As Joanne returned to her place Father Xavier Barry rose from where he was seated to the side of the altar and made his way to the lectern. He blessed everyone in the church and thanked them for attending. I couldn't believe the service was over, my mind was racing. What were we supposed to do now? Get up and leave? Wait for everyone else to leave first? I looked at Robin for some sign and then noticed the pallbearers making their way up the center aisle. Simultaneously the music that Jo and Melissa had insisted be played at the end of the service was cued up (listen to Miike Snow "Burial") . I could feel my heart pounding rapidly as the men that now seemed to be too young and sad for such a responsibility grabbed the sides and corners of Geoff's casket. The music was signaling that the service had ended and all that was left was to escort Geoff from the front of the altar at Our Lady of Fatima to the waiting limousine for his final ride. When I recognized that the pallbearers, Scott Killelea, Rob Marshall, Mark Edwards, Michael Ings, Matt Popplewell and Chris Ma were in the process of turning the coffin, as was foretold my Patsy Healy, I immediately rose to my feet, hoping everyone else in the church would do the same. I wanted to stand at attention to salute my son and his too short journey through life. I could tell by the sounds behind me that everyone had joined in the show of respect. As the coffin was turned to allow Geoff to leave the sanctuary feet first there was a heave by the pallbearers, first to chest height and a second thrust to the level of their shoulders where they bore the weight of the Tazmanian Blackwood box with Geoff's body. That second move from their chests to shoulders nearly ripped my heart from its mooring. I felt my knees buckle and all the grief and sorrow that had built up over this past week decided to leave my being at once. I felt Luke move in behind me to try to help me stand as I was now on my knees in the church pew, no longer able to stay upright. We made our way to the aisle, I'm not sure how, to follow the pallbearers and Geoff out to the drive where the waiting limousine had been parked. At one point during our procession out of Our Lady of Fatima, walking past the baptismal font once again, I started to invoke a mantra "Don't take him away" which I repeated often and loudly, not caring who heard.

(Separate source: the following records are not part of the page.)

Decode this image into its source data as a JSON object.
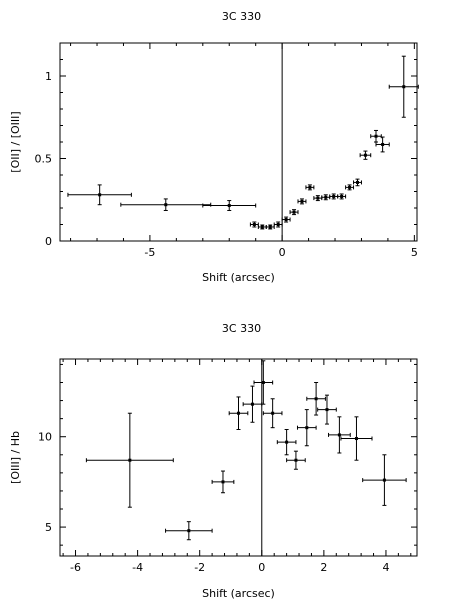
{
  "chart_data": [
    {
      "type": "scatter",
      "title": "3C 330",
      "xlabel": "Shift (arcsec)",
      "ylabel": "[OII] / [OIII]",
      "xlim": [
        -8.4,
        5.1
      ],
      "ylim": [
        0,
        1.2
      ],
      "xticks": [
        -5,
        0,
        5
      ],
      "yticks": [
        0,
        0.5,
        1
      ],
      "vline_x": 0,
      "points": [
        {
          "x": -6.9,
          "y": 0.28,
          "xerr": 1.2,
          "yerr": 0.06
        },
        {
          "x": -4.4,
          "y": 0.22,
          "xerr": 1.7,
          "yerr": 0.035
        },
        {
          "x": -2.0,
          "y": 0.215,
          "xerr": 1.0,
          "yerr": 0.03
        },
        {
          "x": -1.05,
          "y": 0.1,
          "xerr": 0.15,
          "yerr": 0.015
        },
        {
          "x": -0.75,
          "y": 0.085,
          "xerr": 0.15,
          "yerr": 0.012
        },
        {
          "x": -0.45,
          "y": 0.085,
          "xerr": 0.15,
          "yerr": 0.012
        },
        {
          "x": -0.15,
          "y": 0.1,
          "xerr": 0.15,
          "yerr": 0.015
        },
        {
          "x": 0.15,
          "y": 0.13,
          "xerr": 0.15,
          "yerr": 0.015
        },
        {
          "x": 0.45,
          "y": 0.175,
          "xerr": 0.15,
          "yerr": 0.015
        },
        {
          "x": 0.75,
          "y": 0.24,
          "xerr": 0.15,
          "yerr": 0.015
        },
        {
          "x": 1.05,
          "y": 0.325,
          "xerr": 0.15,
          "yerr": 0.015
        },
        {
          "x": 1.35,
          "y": 0.26,
          "xerr": 0.15,
          "yerr": 0.015
        },
        {
          "x": 1.65,
          "y": 0.265,
          "xerr": 0.15,
          "yerr": 0.015
        },
        {
          "x": 1.95,
          "y": 0.27,
          "xerr": 0.15,
          "yerr": 0.015
        },
        {
          "x": 2.25,
          "y": 0.27,
          "xerr": 0.15,
          "yerr": 0.015
        },
        {
          "x": 2.55,
          "y": 0.325,
          "xerr": 0.15,
          "yerr": 0.015
        },
        {
          "x": 2.85,
          "y": 0.355,
          "xerr": 0.15,
          "yerr": 0.02
        },
        {
          "x": 3.15,
          "y": 0.52,
          "xerr": 0.2,
          "yerr": 0.025
        },
        {
          "x": 3.55,
          "y": 0.635,
          "xerr": 0.2,
          "yerr": 0.035
        },
        {
          "x": 3.8,
          "y": 0.585,
          "xerr": 0.25,
          "yerr": 0.045
        },
        {
          "x": 4.6,
          "y": 0.935,
          "xerr": 0.55,
          "yerr": 0.185
        }
      ]
    },
    {
      "type": "scatter",
      "title": "3C 330",
      "xlabel": "Shift (arcsec)",
      "ylabel": "[OIII] / Hb",
      "xlim": [
        -6.5,
        5.0
      ],
      "ylim": [
        3.4,
        14.3
      ],
      "xticks": [
        -6,
        -4,
        -2,
        0,
        2,
        4
      ],
      "yticks": [
        5,
        10
      ],
      "vline_x": 0,
      "points": [
        {
          "x": -4.25,
          "y": 8.7,
          "xerr": 1.4,
          "yerr": 2.6
        },
        {
          "x": -2.35,
          "y": 4.8,
          "xerr": 0.75,
          "yerr": 0.5
        },
        {
          "x": -1.25,
          "y": 7.5,
          "xerr": 0.35,
          "yerr": 0.6
        },
        {
          "x": -0.75,
          "y": 11.3,
          "xerr": 0.3,
          "yerr": 0.9
        },
        {
          "x": -0.3,
          "y": 11.8,
          "xerr": 0.3,
          "yerr": 1.0
        },
        {
          "x": 0.05,
          "y": 13.0,
          "xerr": 0.3,
          "yerr": 1.2
        },
        {
          "x": 0.35,
          "y": 11.3,
          "xerr": 0.3,
          "yerr": 0.8
        },
        {
          "x": 0.8,
          "y": 9.7,
          "xerr": 0.3,
          "yerr": 0.7
        },
        {
          "x": 1.1,
          "y": 8.7,
          "xerr": 0.3,
          "yerr": 0.5
        },
        {
          "x": 1.45,
          "y": 10.5,
          "xerr": 0.3,
          "yerr": 1.0
        },
        {
          "x": 1.75,
          "y": 12.1,
          "xerr": 0.3,
          "yerr": 0.9
        },
        {
          "x": 2.1,
          "y": 11.5,
          "xerr": 0.3,
          "yerr": 0.8
        },
        {
          "x": 2.5,
          "y": 10.1,
          "xerr": 0.35,
          "yerr": 1.0
        },
        {
          "x": 3.05,
          "y": 9.9,
          "xerr": 0.5,
          "yerr": 1.2
        },
        {
          "x": 3.95,
          "y": 7.6,
          "xerr": 0.7,
          "yerr": 1.4
        }
      ]
    }
  ]
}
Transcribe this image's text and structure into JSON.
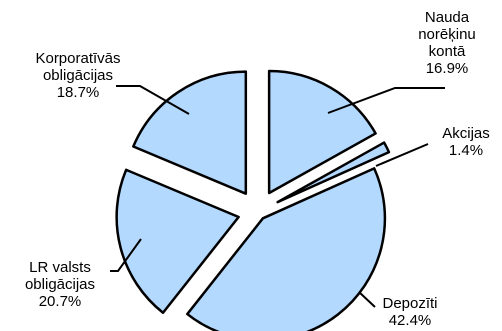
{
  "chart_data": {
    "type": "pie",
    "exploded": true,
    "start_angle_deg": 0,
    "direction": "clockwise",
    "slices": [
      {
        "label_lines": [
          "Nauda",
          "norēķinu",
          "kontā"
        ],
        "value": 16.9,
        "value_text": "16.9%"
      },
      {
        "label_lines": [
          "Akcijas"
        ],
        "value": 1.4,
        "value_text": "1.4%"
      },
      {
        "label_lines": [
          "Depozīti"
        ],
        "value": 42.4,
        "value_text": "42.4%"
      },
      {
        "label_lines": [
          "LR valsts",
          "obligācijas"
        ],
        "value": 20.7,
        "value_text": "20.7%"
      },
      {
        "label_lines": [
          "Korporatīvās",
          "obligācijas"
        ],
        "value": 18.7,
        "value_text": "18.7%"
      }
    ],
    "colors": {
      "fill": "#b3d9ff",
      "stroke": "#000000",
      "leader": "#000000"
    }
  }
}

As we made our way to the back of the hearse following the pallbearers and their precious cargo I was mindlessly obsessed with making sure they were gentle and careful when putting the coffin into the back of the vehicle. "Don't take him away" was still emanating repeatedly from my lips in rapid fire phraseology. As the driver dismissed the pallbearers and shut the back door of the hearse, Luke, Melissa, Candi, Jo and others joined hands with me and we walked as if in formation behind the Cadillac as it made its way to Shaw Street. Another of the employees of WN Bull had stopped traffic in order to allow the funeral car to take it's place on the road toward the Crematorium at Woronora Cemetery. We had previously chosen not to attend the cremation but to have our final goodbye there at Our Lady of Fatima. As the car drove from my sight I couldn't help but feel that much of what made me who I am was ensconced in that coffin with our son to be torched along with what remained of his existence. I stood on the curb watching the vehicle until it moved beyond my ability to see it any longer.
I turned around and observed multiple small groups quietly milling about on the church lawn. It was now a very warm afternoon and most were wearing sunglasses and had their jackets removed. The agenda was to move on to John and Victoria Pappas' home in Kogarah, not a very long drive, for a wake and a chance to spend some time with these wonderful people that thought it appropriate to attend our son's service. I saw Shirley Stanley standing out in the sunshine and invited her to have a seat in the car that had brought us to the church earlier as the air conditioning was on and she had, no doubt, just endured a very stressful stretch of time. Most of the days I had been in Sydney on this trip so far were spent in overcast, dreary skies and I took it as a sign that we saw our son off in the brilliant afternoon sky that seemed to beam as radiantly as he always had. Luke and I spent a few minutes making sure our group had rides to the Pappas' home, some with Luke and other family members and then some of us in the limousine. We made the 10 minute trip uneventfully and quietly, then said good bye to Michael, the driver, as he left us at the curb. We would be finding our own way home from there by taxi or the good grace of others.